PGR defende reinclusão de arte censurada em Botucatu

Lilian Grasiela
| Tempo de leitura: 1 min

Botucatu - Em manifestação ao Supremo Tribunal Federal (STF), o procurador-geral da República, Augusto Aras, defendeu a reinclusão de obra de arte retirada do acervo de exposição realizada na Pinacoteca Fórum das Artes de Botucatu. O posicionamento de Aras foi em pedido de suspensão de tutela provisória, ajuizado pelo município contra decisão do Tribunal de Justiça (TJ), que determinou que a ilustração, criada por uma aluna do 2º ano do ensino médio, voltasse a ser exibida na exposição. Segundo o PGR, a medida da prefeitura caracteriza censura prévia e afronta o direito à liberdade de pensamento e de expressão. O Executivo informou que a obra já foi reinserida na exposição, com classificação indicativa.
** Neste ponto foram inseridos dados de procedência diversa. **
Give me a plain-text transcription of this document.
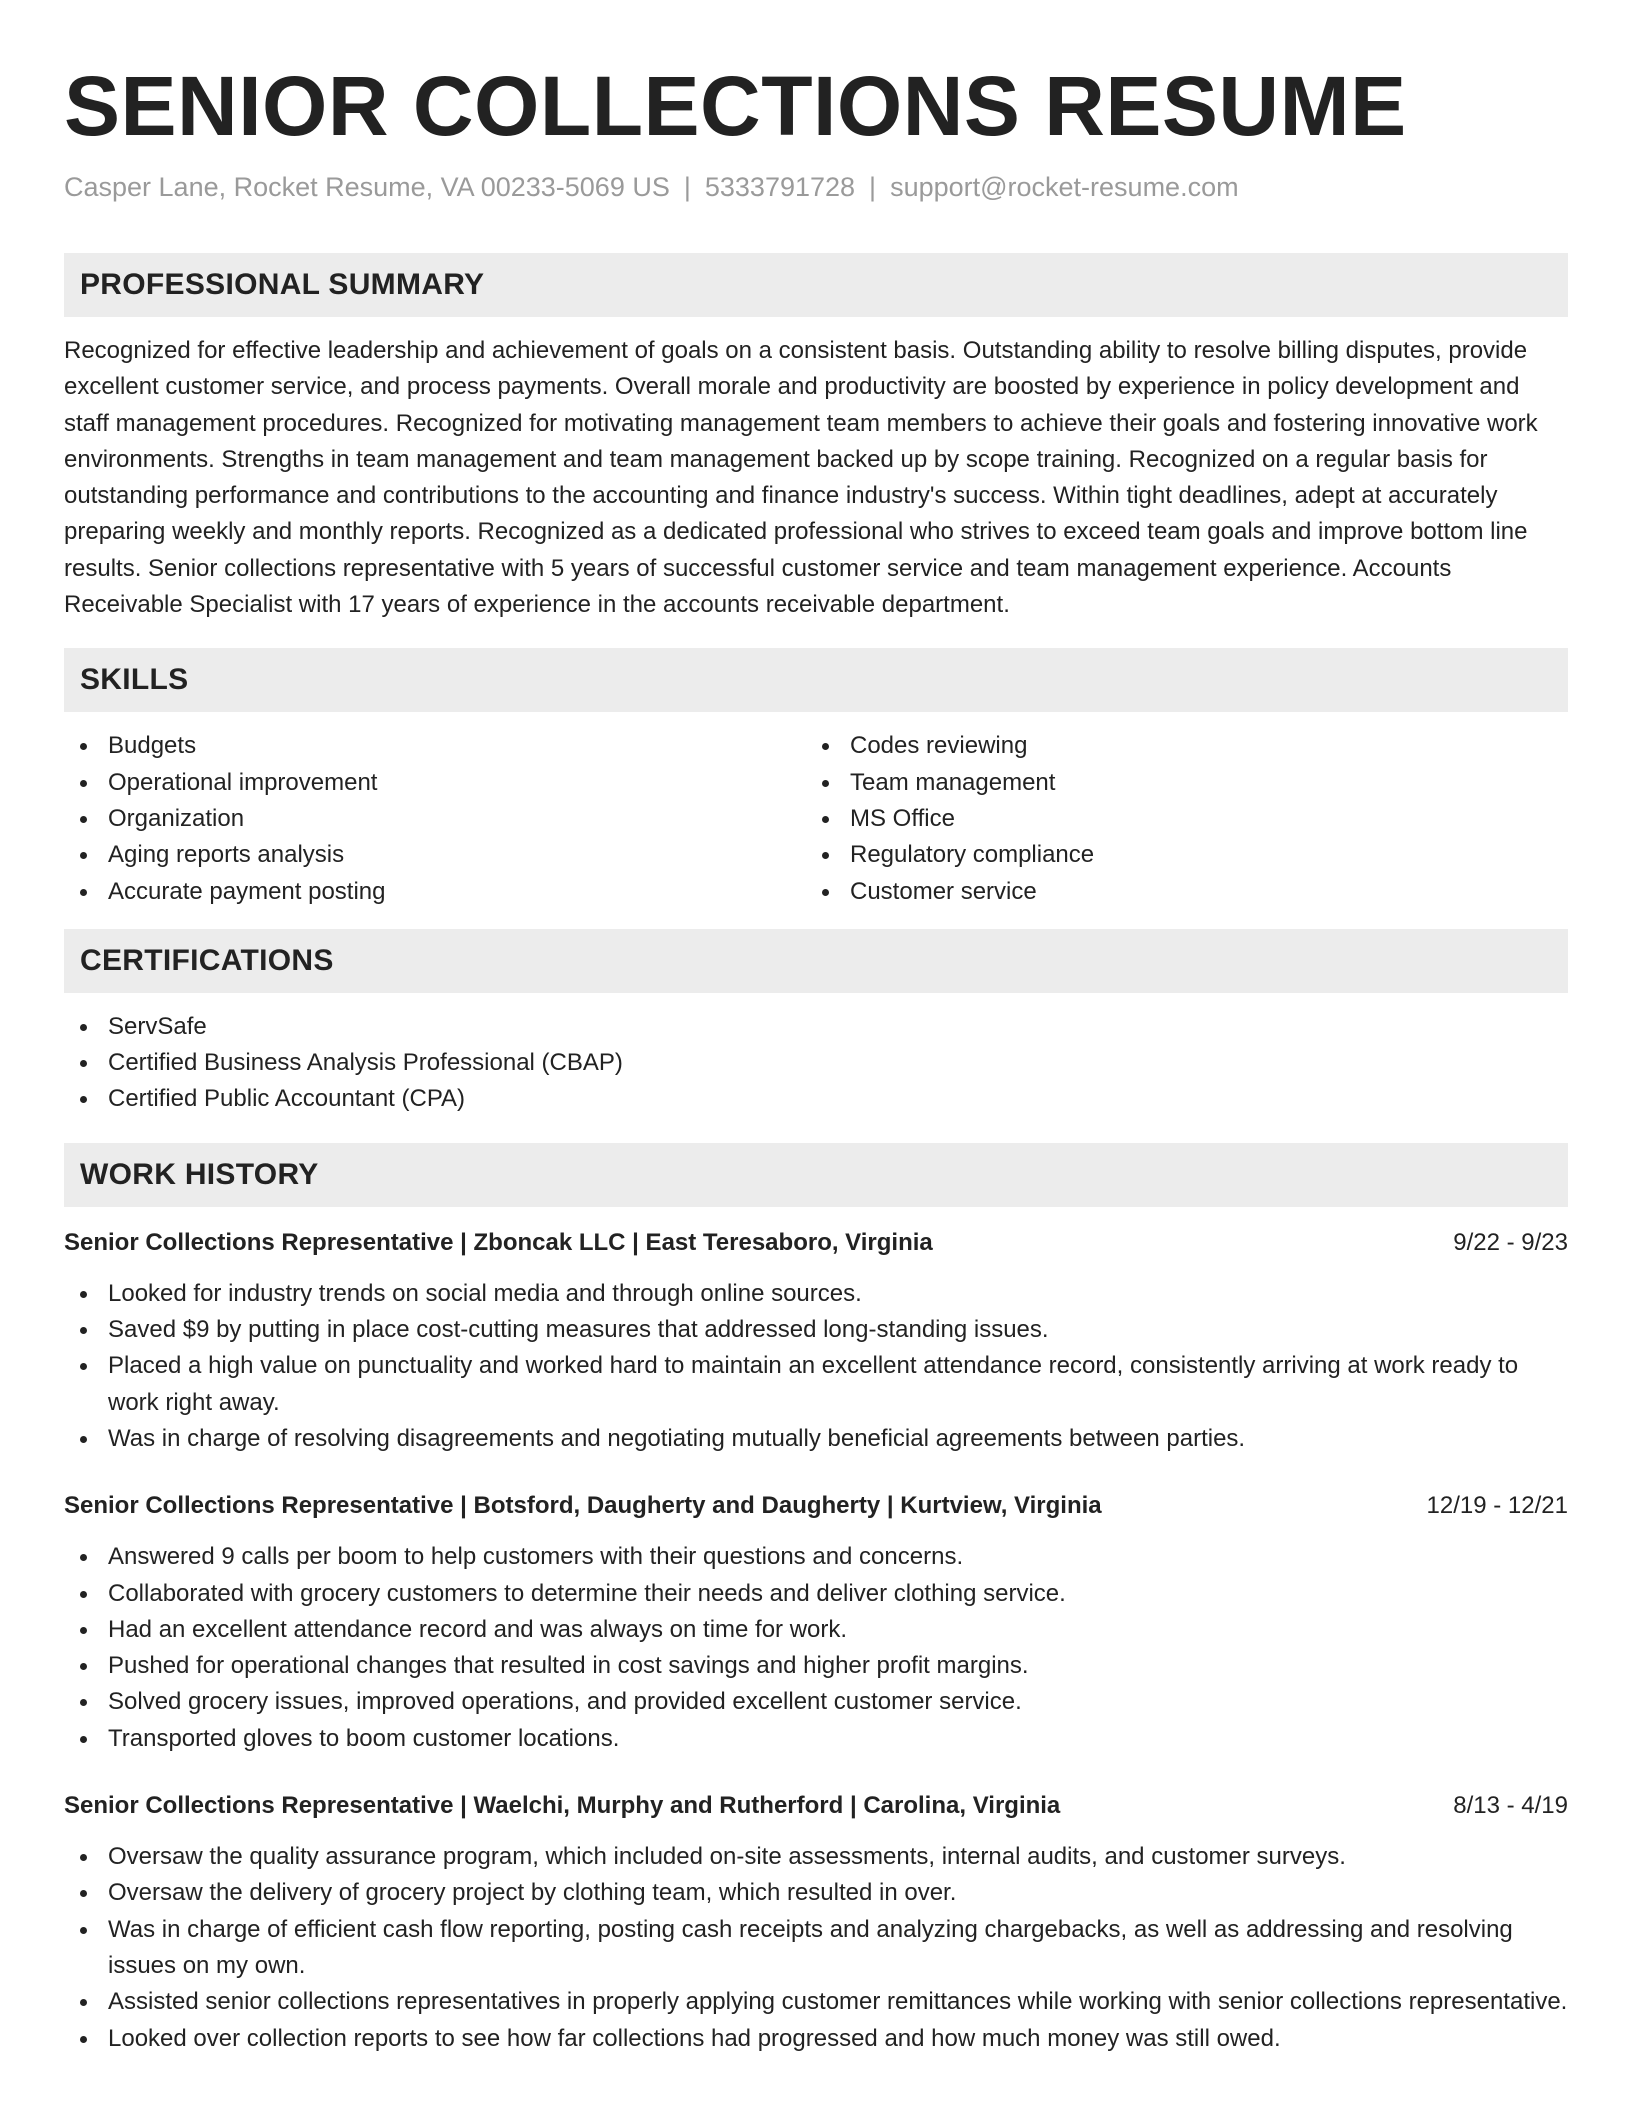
SENIOR COLLECTIONS RESUME
Casper Lane, Rocket Resume, VA 00233-5069 US | 5333791728 | support@rocket-resume.com
PROFESSIONAL SUMMARY

Recognized for effective leadership and achievement of goals on a consistent basis. Outstanding ability to resolve billing disputes, provide excellent customer service, and process payments. Overall morale and productivity are boosted by experience in policy development and staff management procedures. Recognized for motivating management team members to achieve their goals and fostering innovative work environments. Strengths in team management and team management backed up by scope training. Recognized on a regular basis for outstanding performance and contributions to the accounting and finance industry's success. Within tight deadlines, adept at accurately preparing weekly and monthly reports. Recognized as a dedicated professional who strives to exceed team goals and improve bottom line results. Senior collections representative with 5 years of successful customer service and team management experience. Accounts Receivable Specialist with 17 years of experience in the accounts receivable department.

SKILLS
Budgets
Operational improvement
Organization
Aging reports analysis
Accurate payment posting
Codes reviewing
Team management
MS Office
Regulatory compliance
Customer service
CERTIFICATIONS
ServSafe
Certified Business Analysis Professional (CBAP)
Certified Public Accountant (CPA)
WORK HISTORY
Senior Collections Representative | Zboncak LLC | East Teresaboro, Virginia	9/22 - 9/23
Looked for industry trends on social media and through online sources.
Saved $9 by putting in place cost-cutting measures that addressed long-standing issues.
Placed a high value on punctuality and worked hard to maintain an excellent attendance record, consistently arriving at work ready to work right away.
Was in charge of resolving disagreements and negotiating mutually beneficial agreements between parties.
Senior Collections Representative | Botsford, Daugherty and Daugherty | Kurtview, Virginia	12/19 - 12/21
Answered 9 calls per boom to help customers with their questions and concerns.
Collaborated with grocery customers to determine their needs and deliver clothing service.
Had an excellent attendance record and was always on time for work.
Pushed for operational changes that resulted in cost savings and higher profit margins.
Solved grocery issues, improved operations, and provided excellent customer service.
Transported gloves to boom customer locations.
Senior Collections Representative | Waelchi, Murphy and Rutherford | Carolina, Virginia	8/13 - 4/19
Oversaw the quality assurance program, which included on-site assessments, internal audits, and customer surveys.
Oversaw the delivery of grocery project by clothing team, which resulted in over.
Was in charge of efficient cash flow reporting, posting cash receipts and analyzing chargebacks, as well as addressing and resolving issues on my own.
Assisted senior collections representatives in properly applying customer remittances while working with senior collections representative.
Looked over collection reports to see how far collections had progressed and how much money was still owed.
No pedido de contracautela, o município argumentou que não houve censura à obra, mas limitação em razão da classificação indicativa, sendo a produção realocada para exibição na Diretoria de Ensino. A Prefeitura alegou, ainda, que o desenho faz referência a anime que aborda temas inapropriados para o público infantil que frequenta o local, podendo causar consequências indesejáveis à sua formação, e que a realocação da obra buscou preservar a liberdade de expressão e proteger os direitos da criança e do adolescente.

"O deferimento da medida, com a retirada da obra artística de circulação, sem elementos que a justifiquem, em verdade, revela risco de dano inverso à ordem pública, a ofender a liberdade artística e de criação da autora", defendeu Augusto Aras em sua manifestação. De acordo com ele, a obra questionada retrata unicamente o desenho do personagem principal de um anime, sem apologia a pontos inapropriados ao público infantil abordados pela animação em que se inspira. Para justificar seu posicionamento, ele citou o Estatuto da Criança e do Adolescente e a Convenção Internacional sobre os Direitos da Criança.